- Type: Pistol
- Place of origin: United Kingdom

Production history
- Designed: 1899
- Manufacturer: Kynoch

Specifications
- Case type: Rimless, bottleneck
- Bullet diameter: 9.14 mm (0.360 in)
- Neck diameter: 9.79 mm (0.385 in)
- Shoulder diameter: 11.92 mm (0.469 in)
- Base diameter: 12.14 mm (0.478 in)
- Rim diameter: 11.81 mm (0.465 in)
- Rim thickness: 1.07 mm (0.042 in)
- Case length: 26.32 mm (1.036 in)
- Overall length: 36.23 mm (1.426 in)

Ballistic performance
| Bullet mass/type | Velocity | Energy |
| 156 gr (10 g) FMJ | 1,400 ft/s (430 m/s) | 675 ft⋅lbf (915 J) |  |

= 9mm Mars =

Pistol cartridge

The 9 mm Mars is an experimental centerfire pistol cartridge developed in the late 19th century based on necking down the .45 Mars Long case. The bullet has two deep cannelures, and the case is crimped into both.
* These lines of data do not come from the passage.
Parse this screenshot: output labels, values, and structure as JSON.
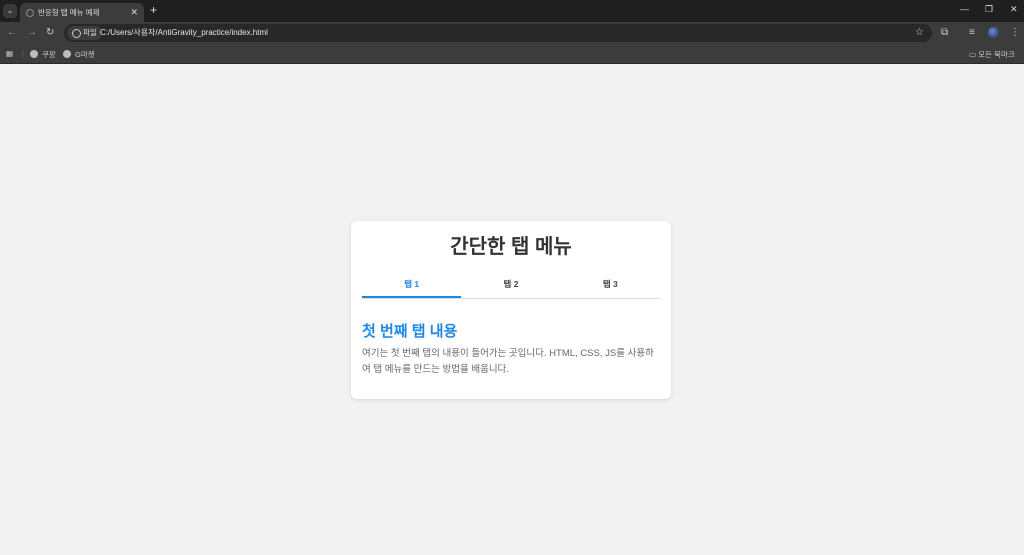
{
  "browser": {
    "tab_title": "반응형 탭 메뉴 예제",
    "new_tab": "+",
    "close": "✕",
    "chip_label": "파일",
    "url": "C:/Users/사용자/AntiGravity_practice/index.html",
    "bookmarks": [
      {
        "label": "쿠팡"
      },
      {
        "label": "G마켓"
      }
    ],
    "all_bookmarks": "모든 북마크"
  },
  "page": {
    "title": "간단한 탭 메뉴",
    "tabs": [
      {
        "label": "탭 1",
        "active": true
      },
      {
        "label": "탭 2"
      },
      {
        "label": "탭 3"
      }
    ],
    "content_heading": "첫 번째 탭 내용",
    "content_text": "여기는 첫 번째 탭의 내용이 들어가는 곳입니다. HTML, CSS, JS를 사용하여 탭 메뉴를 만드는 방법을 배웁니다."
  },
  "colors": {
    "accent": "#1e88e5"
  }
}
The case mouth is chamfered on the outside to fit flush into the forward cannelure. This elaborate bullet seating was necessary to withstand the violent feed mechanism of the Mars Automatic Pistol. The cartridge headspaces on the shoulder adjacent to the neck. The case has a thin rim and deep extractor groove in comparison to most rimless pistol cartridges. There was a very similar 8.5mm Mars cartridge firing a 139 grain bullet at 1550 feet per second. The Mars cartridges were publicized as the most powerful handgun cartridges through the early 20th century; but less than 100 pistols were made and manufacture ceased in 1907.